Irish crash 'home-made'

Damning report lays blame for crisis at Republic's front door

By Brian Hutton and Sarah Stack

The Republic's banking meltdown was a result of "home-made" decisions rather than the global economic crisis, a damning report by international experts has declared.

Former International Monetary Fund officials investigating the lead-up to the Irish crash said the government's Budgets designed to win over the electorate during the boom years left the country vulnerable.

The findings by former IMF officials Klaus Regling and Max Watson, in one of two reports that will inform an official inquiry into the banking crisis, deliver a major blow to Taoiseach Brian Cowen, who was finance minister ahead of the economic nosedive.

The authors of the report said: "Ireland's banking crisis bears the clear imprint of global influences, yet it was in crucial ways 'home-made'."

They found that careful management and supervision of the public finances and banking sector could have helped steer the country towards a "soft landing" when the recession came.

But rather than keeping a tight control on the boom, the government spent the money - from taxes on property and consumer spending - as it came in with giveaway Budgets.

Along with that, tax cuts left the state coffers in an "increasingly fragile" position, according to the investigation.

"Fiscal policy heightened the vulnerability of the economy," the experts said.

Mr Regling and Mr Watson said it was clear that bank governance and risk management were weak and "in some cases disastrously so".

Addressing his role as former finance minister, Mr Cowen insisted that the government took action ahead of the crisis to reduce the vulnerability of the banks to the property bubble.

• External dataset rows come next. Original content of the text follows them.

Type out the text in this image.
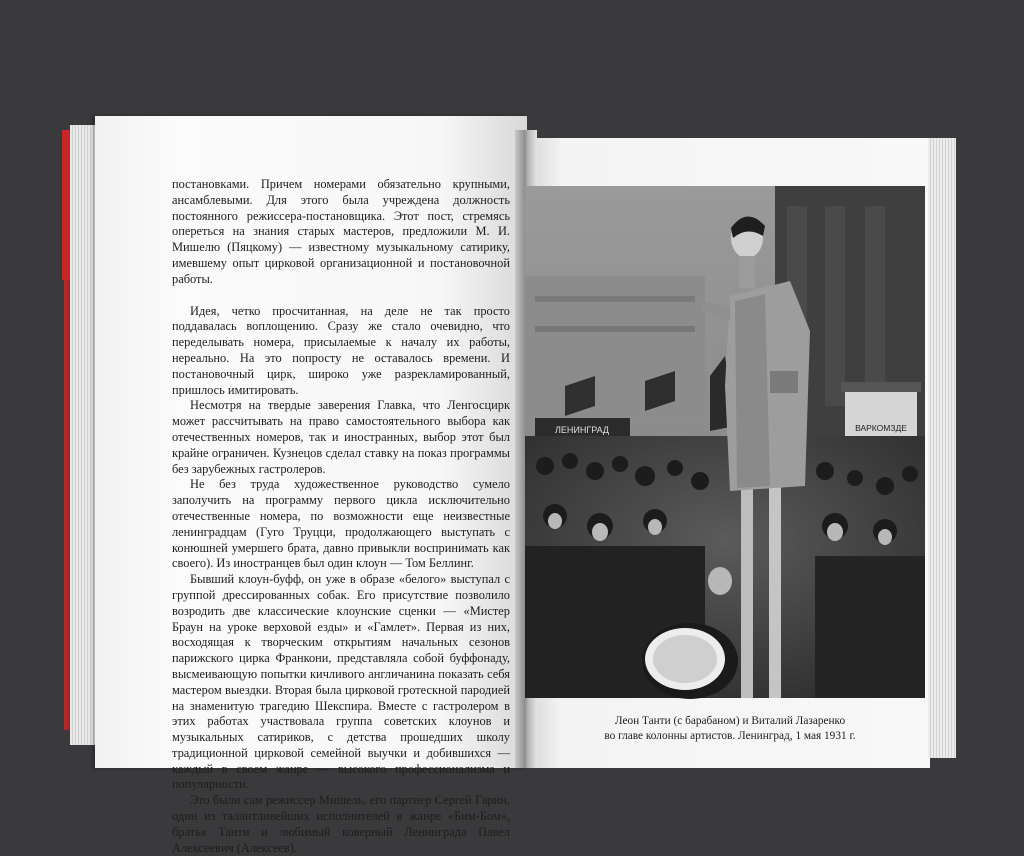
постановками. Причем номерами обязательно крупными, ансамблевыми. Для этого была учреждена должность постоянного режиссера-постановщика. Этот пост, стремясь опереться на знания старых мастеров, предложили М. И. Мишелю (Пяцкому) — известному музыкальному сатирику, имевшему опыт цирковой организационной и постановочной работы.

Идея, четко просчитанная, на деле не так просто поддавалась воплощению. Сразу же стало очевидно, что переделывать номера, присылаемые к началу их работы, нереально. На это попросту не оставалось времени. И постановочный цирк, широко уже разрекламированный, пришлось имитировать.

Несмотря на твердые заверения Главка, что Ленгосцирк может рассчитывать на право самостоятельного выбора как отечественных номеров, так и иностранных, выбор этот был крайне ограничен. Кузнецов сделал ставку на показ программы без зарубежных гастролеров.

Не без труда художественное руководство сумело заполучить на программу первого цикла исключительно отечественные номера, по возможности еще неизвестные ленинградцам (Гуго Труцци, продолжающего выступать с конюшней умершего брата, давно привыкли воспринимать как своего). Из иностранцев был один клоун — Том Беллинг.

Бывший клоун-буфф, он уже в образе «белого» выступал с группой дрессированных собак. Его присутствие позволило возродить две классические клоунские сценки — «Мистер Браун на уроке верховой езды» и «Гамлет». Первая из них, восходящая к творческим открытиям начальных сезонов парижского цирка Франкони, представляла собой буффонаду, высмеивающую попытки кичливого англичанина показать себя мастером выездки. Вторая была цирковой гротескной пародией на знаменитую трагедию Шекспира. Вместе с гастролером в этих работах участвовала группа советских клоунов и музыкальных сатириков, с детства прошедших школу традиционной цирковой семейной выучки и добившихся — каждый в своем жанре — высокого профессионализма и популярности.

Это были сам режиссер Мишель, его партнер Сергей Гарин, один из талантливейших исполнителей в жанре «Бим-Бом», братья Танти и любимый коверный Ленинграда Павел Алексеевич (Алексеев).

ЛЕНИНГРАД	ВАРКОМЗДЕ
Леон Танти (с барабаном) и Виталий Лазаренко
во главе колонны артистов. Ленинград, 1 мая 1931 г.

"Although I fully accept that, in hindsight it was not sufficient," he added.

Mr Cowen said there were lessons to be learned about government policy decisions from the independent report, as well as another by Irish Central Bank governor Patrick Honohan.

"I agree with the assessment in the reports that more restrictive fiscal policies would have helped in slowing the economy.

"Hindsight is always clear, and obviously we would have taken such a course if we had known the scale of the property collapse which was facing the country.

"I deeply regret that."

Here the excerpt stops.